After introducing the two additional attributes, we consider different scenarios of resampling techniques and whether to add additional attributes. This can be achieved by running *_DT/SVM.py, *_added_*.py, *_added_resampling_*.py files in both '2D chess' and 'Imbalanced Benchmark' folders. The experimental results are shown in folder results.

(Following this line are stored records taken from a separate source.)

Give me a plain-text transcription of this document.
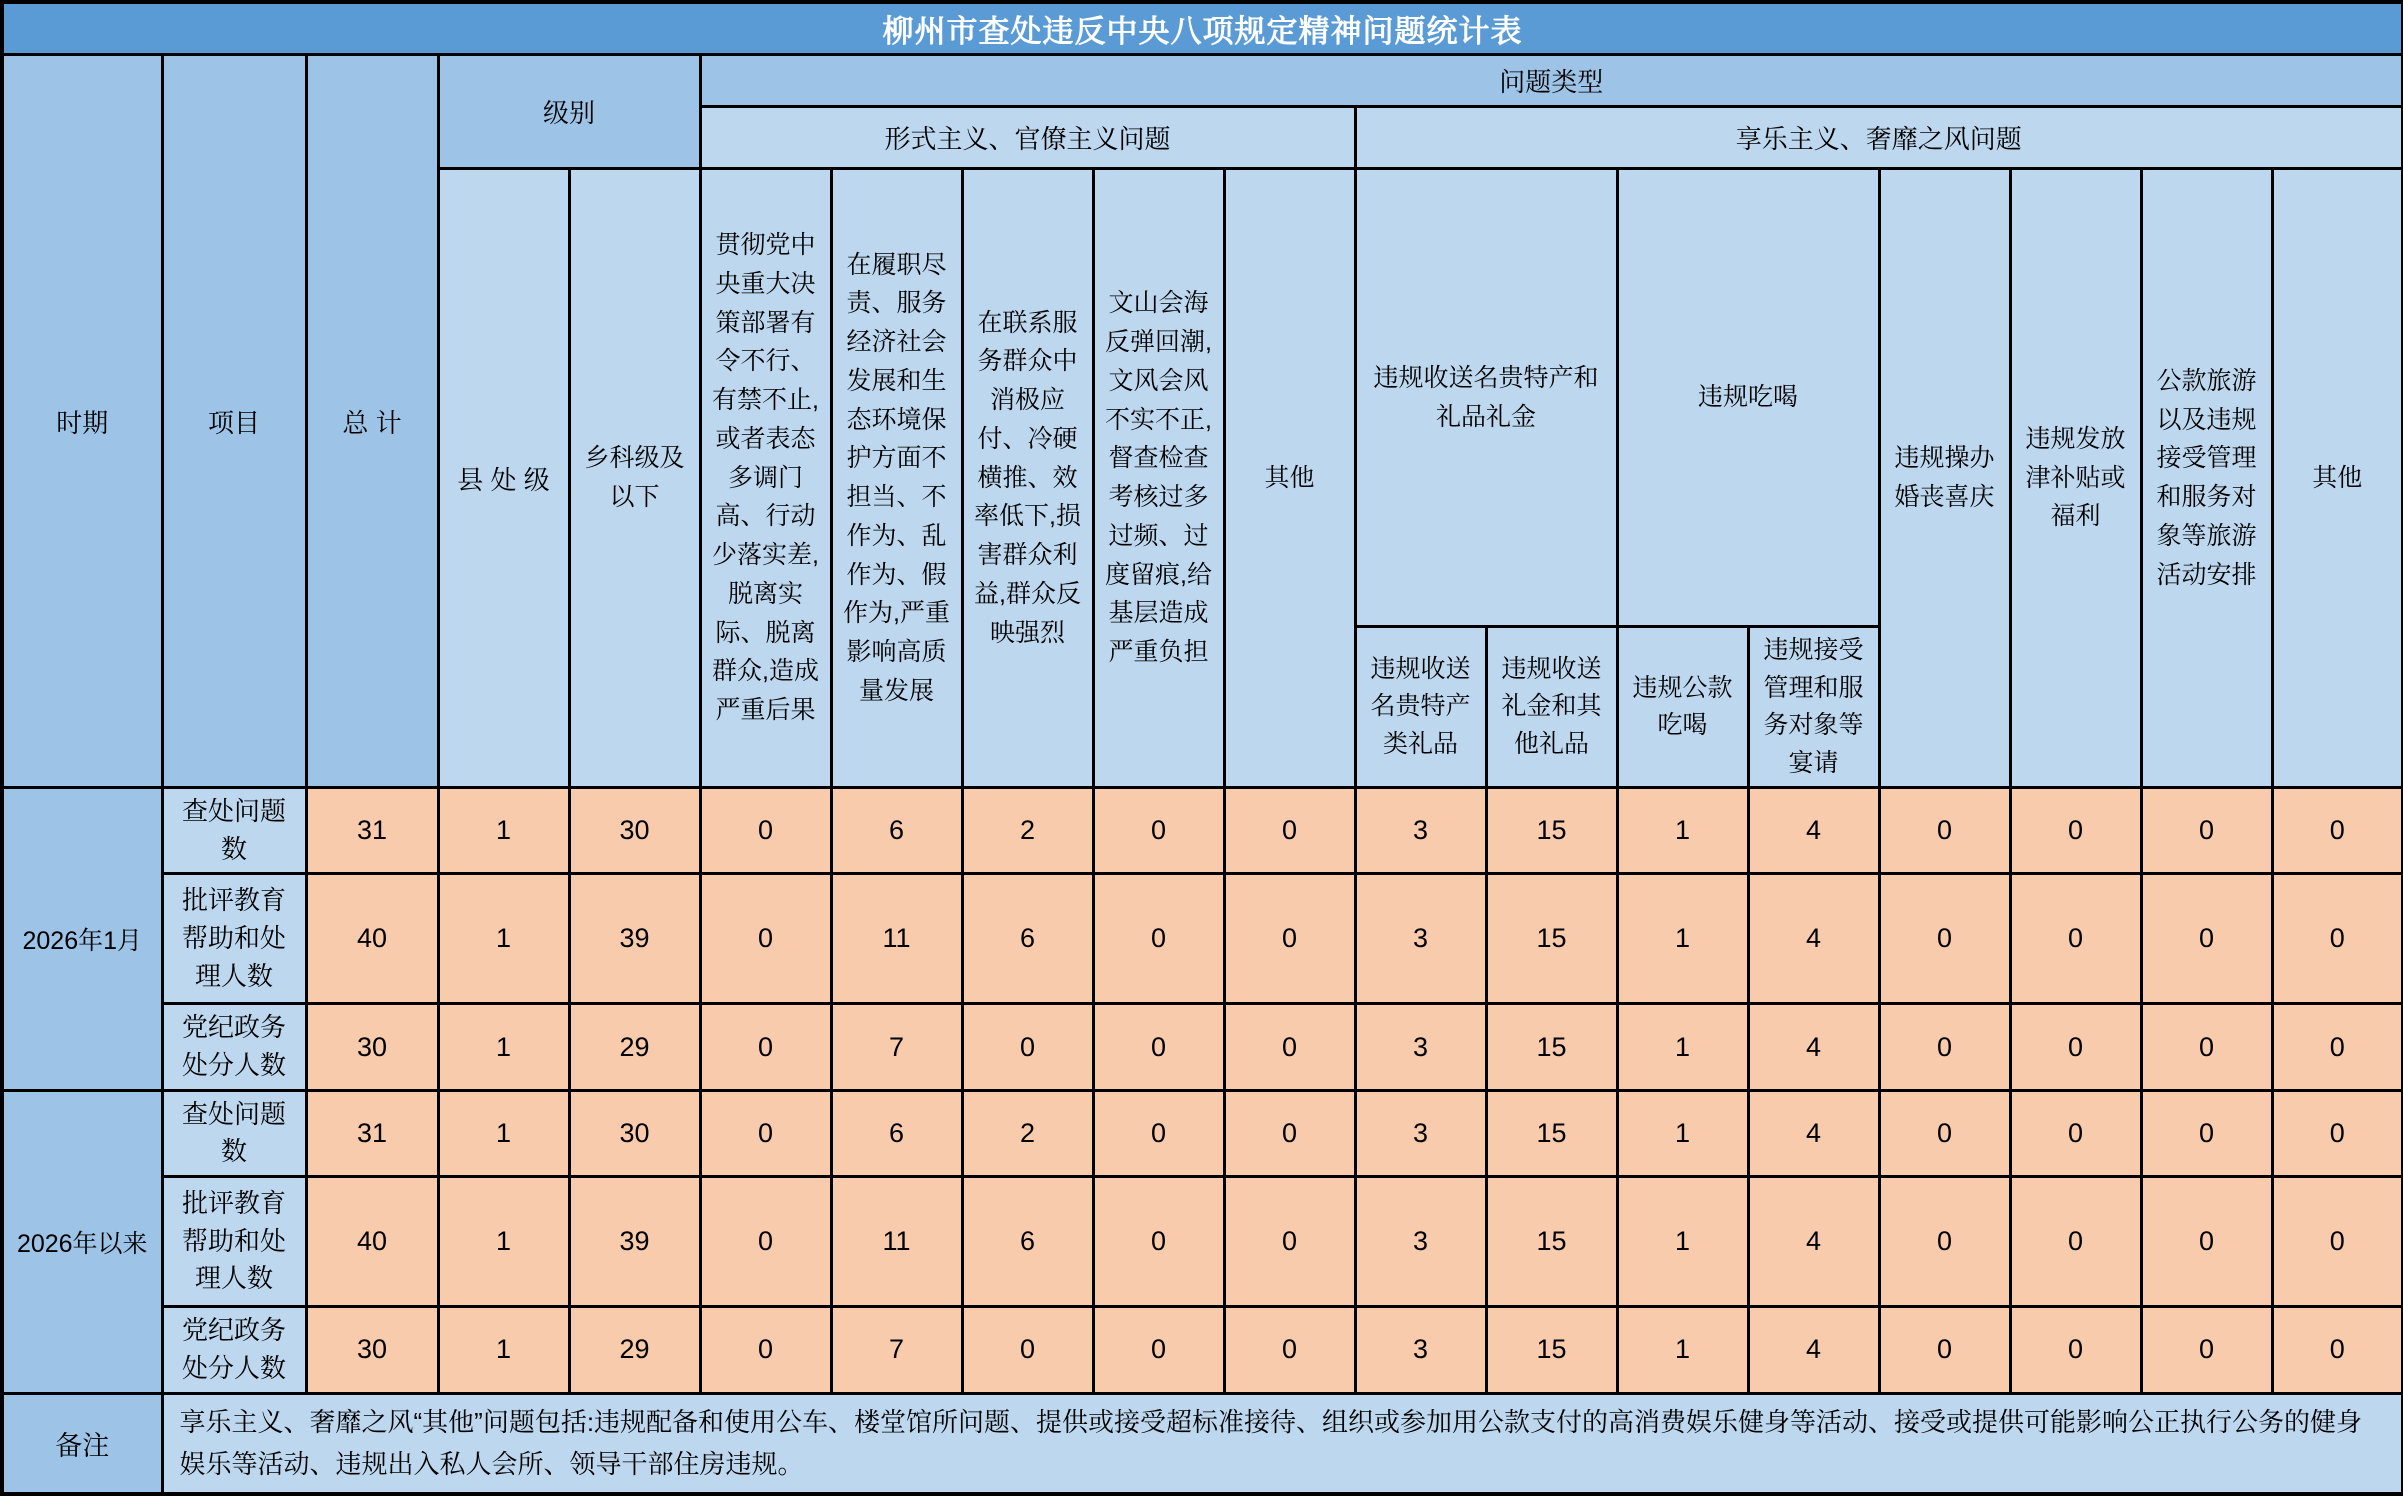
柳州市查处违反中央八项规定精神问题统计表																	
时期	项目	总 计	级别		问题类型												
					形式主义、官僚主义问题					享乐主义、奢靡之风问题							
			县 处 级	乡科级及以下	贯彻党中央重大决策部署有令不行、有禁不止,或者表态多调门高、行动少落实差,脱离实际、脱离群众,造成严重后果	在履职尽责、服务经济社会发展和生态环境保护方面不担当、不作为、乱作为、假作为,严重影响高质量发展	在联系服务群众中消极应付、冷硬横推、效率低下,损害群众利益,群众反映强烈	文山会海反弹回潮,文风会风不实不正,督查检查考核过多过频、过度留痕,给基层造成严重负担	其他	违规收送名贵特产和礼品礼金		违规吃喝		违规操办婚丧喜庆	违规发放津补贴或福利	公款旅游以及违规接受管理和服务对象等旅游活动安排	其他
										违规收送名贵特产类礼品	违规收送礼金和其他礼品	违规公款吃喝	违规接受管理和服务对象等宴请				
2026年1月	查处问题数	31	1	30	0	6	2	0	0	3	15	1	4	0	0	0	0
	批评教育帮助和处理人数	40	1	39	0	11	6	0	0	3	15	1	4	0	0	0	0
	党纪政务处分人数	30	1	29	0	7	0	0	0	3	15	1	4	0	0	0	0
2026年以来	查处问题数	31	1	30	0	6	2	0	0	3	15	1	4	0	0	0	0
	批评教育帮助和处理人数	40	1	39	0	11	6	0	0	3	15	1	4	0	0	0	0
	党纪政务处分人数	30	1	29	0	7	0	0	0	3	15	1	4	0	0	0	0
备注	享乐主义、奢靡之风“其他”问题包括:违规配备和使用公车、楼堂馆所问题、提供或接受超标准接待、组织或参加用公款支付的高消费娱乐健身等活动、接受或提供可能影响公正执行公务的健身娱乐等活动、违规出入私人会所、领导干部住房违规。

3. Visualization on 2D Chess Dataset

The chess_LOF_plot.py file is used to achieve the figure in our paper.

How to Cite

paper Reference

Kong, J., Kowalczyk, W., Menzel, S. and Bäck, T., 2020, September. Improving imbalanced classification by anomaly detection. In International Conference on Parallel Problem Solving from Nature (pp. 512-523). Springer, Cham.

BibTex Reference

@inproceedings{kong2020improving,
  title={Improving imbalanced classification by anomaly detection},
  author={Kong, Jiawen and Kowalczyk, Wojtek and Menzel, Stefan and B{\"a}ck, Thomas},
  booktitle={International Conference on Parallel Problem Solving from Nature},
  pages={512--523},
  year={2020},
  organization={Springer}
}

Acknowledgements

This research has received funding from the European Union’s Horizon 2020 research and innovation programme under grant agreement number 766186 (ECOLE).